Le
Grand Architecte de l’Univers, un des symboles les plus connus, est, pour la
FM dite traditionnelle, un des noms du Dieu révélé dans la Bible. Toutefois,
cette affirmation, paradoxalement, ne donne pas une ouverture à la mesure de
l’incommensurabilité que ce nom devrait recouvrir. Serait-ce que la Révélation,
telle qu’elle est présentée par nos prêtres et pasteurs, ne nous
permettrait guère de prendre l’envol auquel la quête d’absolu semble
pourtant nous inviter ?
Une
religiosité basée sur des croyances…
Pour
les êtres qui privilégient la recherche, il est difficile d’accepter des
croyances dogmatiques. Toutefois, si l’on se réfère à la morale, qui a
toujours été une étape de la quête spirituelle, les règles de conduite ne
prêtent guère à interprétation.
Mais
la loi "Tu ne tueras point" a été violée en toute bonne conscience
par de pieux soldats. Enfin, le contexte volatil en matière de société, de mœurs
et d’environnement invite à un réexamen des règles morales : c’est
actuellement le rôle de l’éthique.
Ainsi
les situations que rencontre maintenant l’Homme ont quelque chose en commun
avec la pédagogie des cas de management élaborée à Harvard : elles suscitent
de nombreux niveaux d’analyse, induisent plusieurs significations et les
solutions trouvées pour les résoudre ne sont généralement pas uniques.

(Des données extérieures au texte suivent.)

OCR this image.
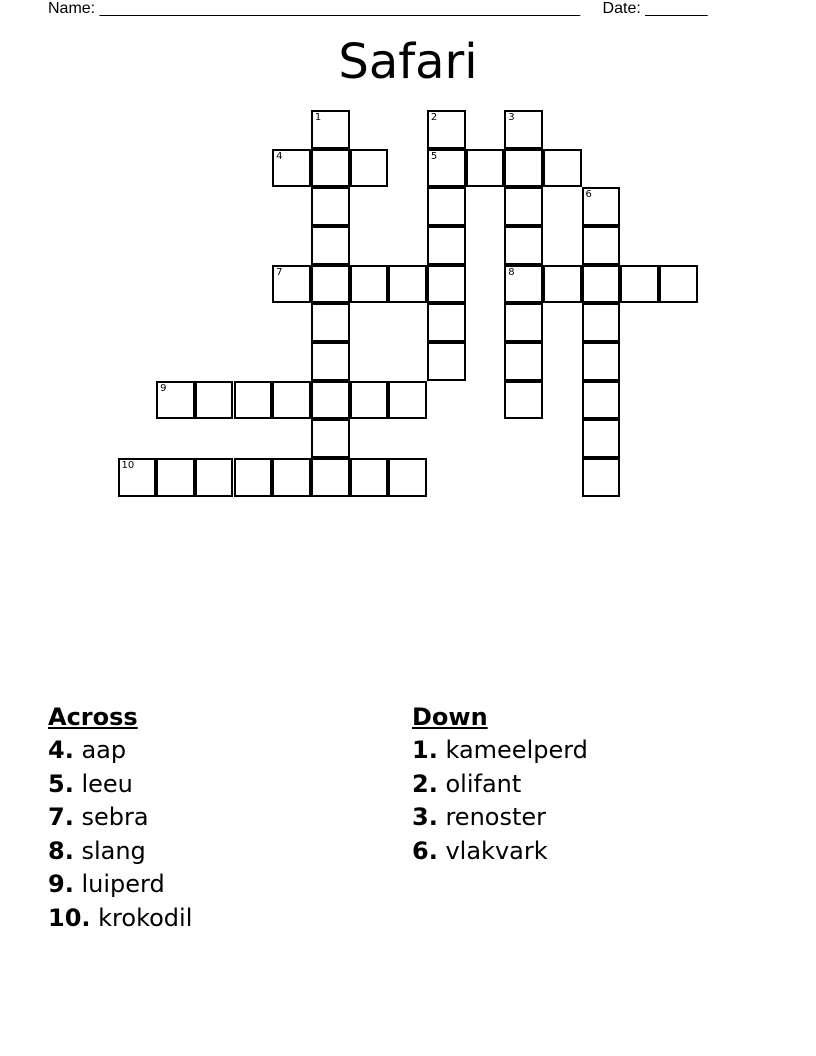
Name: ______________________________________________________ Date: _______
Safari
1	2
5
3
8
4
6
7
9
10
Across
4. aap
5. leeu
7. sebra
8. slang
9. luiperd
10. krokodil
Down
1. kameelperd
2. olifant
3. renoster
6. vlakvark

Pourtant, dans notre univers matériel, l’esprit applique toujours une forme
perverse du principe d’identité qui, appliqué à une problématique, scande
: un problème, une solution.
Même
la philosophie de l’ésotérisme, basée sur la Philosophia Perennis et
l’unité transcendante des religions, et développée par R. Guénon et F.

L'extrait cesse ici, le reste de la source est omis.